In the Mark reading today, we meet our first demon. We shall meet many more of them before Mark is done.


In Mark’s Gospel we face an unholy trinity, the ugly threesome of demons, disease, and death. Jesus is seen confronting and overcoming each of them in turn. They’re inter-connected, of course. Professor Alan Richardson says, “Someone in the Gospels who is possessed or ill is simply suffering from “a mild attack of death"”.


Jesus was teaching in the Synagogue – teaching with great authority – when a man possessed with an unclean spirit made himself known. He spoke, “What have you to do with us, Jesus of Nazareth? Have you come to destroy us? I know who you are, the Holy One of God.”


Jesus rebuked him, “Be silent, and come out of him!”


And there was a convulsing and crying and he came out.


This was Jesus' first exorcism – not quite as dramatic as the movies would have it, but an exorcism never the less.


Exorcism is a very old church rite. It was once a part of the baptism service. I’m sure that we could turn a few heads if, at a Confirmation Service, we performed an exorcism. But that’s what used to be done. Don’t panic, I’m not planning it; we don’t do it anymore… not very often anyway… But I wonder if we don’t maybe need an exorcism?

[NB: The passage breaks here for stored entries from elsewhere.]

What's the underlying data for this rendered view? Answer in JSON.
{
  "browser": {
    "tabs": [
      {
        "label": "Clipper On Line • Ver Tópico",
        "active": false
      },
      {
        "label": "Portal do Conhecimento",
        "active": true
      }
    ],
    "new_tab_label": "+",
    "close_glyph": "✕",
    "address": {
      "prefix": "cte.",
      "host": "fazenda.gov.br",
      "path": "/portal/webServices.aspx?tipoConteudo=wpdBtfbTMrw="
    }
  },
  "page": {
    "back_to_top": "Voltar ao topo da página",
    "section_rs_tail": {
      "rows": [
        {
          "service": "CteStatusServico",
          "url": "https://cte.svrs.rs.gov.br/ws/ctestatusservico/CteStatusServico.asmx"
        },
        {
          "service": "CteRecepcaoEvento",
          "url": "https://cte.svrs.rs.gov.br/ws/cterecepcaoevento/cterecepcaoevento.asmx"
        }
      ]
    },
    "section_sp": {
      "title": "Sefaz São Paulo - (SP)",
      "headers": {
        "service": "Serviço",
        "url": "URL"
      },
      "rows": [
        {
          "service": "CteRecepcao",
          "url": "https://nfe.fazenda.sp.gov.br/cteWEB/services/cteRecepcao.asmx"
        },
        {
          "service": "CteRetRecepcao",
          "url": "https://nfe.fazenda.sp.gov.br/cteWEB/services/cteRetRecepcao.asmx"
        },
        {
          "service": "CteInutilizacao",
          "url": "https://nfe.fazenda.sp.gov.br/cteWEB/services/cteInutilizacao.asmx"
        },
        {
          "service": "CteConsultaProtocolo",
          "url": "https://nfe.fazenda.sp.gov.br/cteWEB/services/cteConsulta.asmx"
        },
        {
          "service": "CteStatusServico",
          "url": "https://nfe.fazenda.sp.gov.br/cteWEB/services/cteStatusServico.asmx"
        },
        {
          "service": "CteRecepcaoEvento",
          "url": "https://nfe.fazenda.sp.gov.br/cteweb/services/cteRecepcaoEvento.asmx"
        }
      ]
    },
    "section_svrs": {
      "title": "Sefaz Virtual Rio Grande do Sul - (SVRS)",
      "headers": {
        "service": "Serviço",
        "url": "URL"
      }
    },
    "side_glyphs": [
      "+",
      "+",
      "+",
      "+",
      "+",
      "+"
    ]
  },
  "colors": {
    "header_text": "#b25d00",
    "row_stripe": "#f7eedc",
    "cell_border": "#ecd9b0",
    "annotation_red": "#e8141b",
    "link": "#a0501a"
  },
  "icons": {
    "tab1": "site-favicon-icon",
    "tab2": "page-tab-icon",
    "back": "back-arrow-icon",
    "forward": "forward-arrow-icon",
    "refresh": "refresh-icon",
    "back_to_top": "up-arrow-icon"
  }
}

Now, I’m not suggesting anything dramatic, like a horror movie; but maybe we are a little bit possessed, what do you think? I’m not talking about a powerful evil spirit that changes and controls you – I’m thinking about something else. In the Gospel the man possessed was in church – don’t you think that that’s intriguing?


One might assume that he was a regular attendee or the story would have mentioned that he had just wandered in and everybody stared. I also note that the manifestation of his possession by the demon is not mentioned, as one might expect if it was a dramatic possession. (They don’t mention him screaming or wrecking things or talking in a supernatural voice…. Not very Hollywood.) I think maybe that this man was suffering some kind of subtle possession that people hardly noticed. Maybe he didn’t even know that he was possessed.


How many times have we caught ourselves saying things that we would never say, if we really thought about it?


Well that figures, none of them know how to drive properly!


What do you expect from a woman?


I wish they wouldn’t come to my country.


That old fool.


Well, what do you expect from that kind…


I've heard all of these things said in the last couple of months - from the mouths of people I know and respect. People who would deny being racist, sexist, ageist - people who value all human life and would never try to defend such statements when brought to their attention - but they said them. So maybe we can be possessed without even knowing it.


Maybe we can sit in church and love the hymns and the prayers and have an evil spirit hidden, festering inside us.


A donkey found a lion’s skin left in the forest, by a hunter. He dressed himself in it, and amused himself by hiding in a thicket and rushing out suddenly at the animals who passed that way. All took to their heels the moment they saw him.

The donkey was so pleased to see the animals running away from him, just as if he were King Lion himself, that he could not keep from expressing his delight by a loud, harsh bray. A fox, who ran with the rest, stopped short as soon as he heard the voice. Approaching the ass, he said with a laugh: “If you had kept your mouth shut you might have frightened me, too. But you gave yourself away with that silly bray.”

A fool may deceive by their dress and appearance, but their words will soon show what they really are.

Here in the gospel, Jesus' words in the synagogue show him for what he is: one who taught with authority, not like the scribes. In other words, he, his life and his actions, embodied his message, and he spoke with confidence. Because of this he astonished his listeners by his teaching. Although he appeared as one just like them, his words truly gave him away as the Messiah.

As soon as the man possessed by the evil spirit spoke – he was exposed. Our words reveal our thoughts – which often contain hatred and prejudice. Jesus' words revealed God – and people marvelled how he taught with athority.

We need to ask ourselves, do we merely give the appearance of being a follower of Jesus, or do our words and actions "astonish" others by demonstrating that we really are?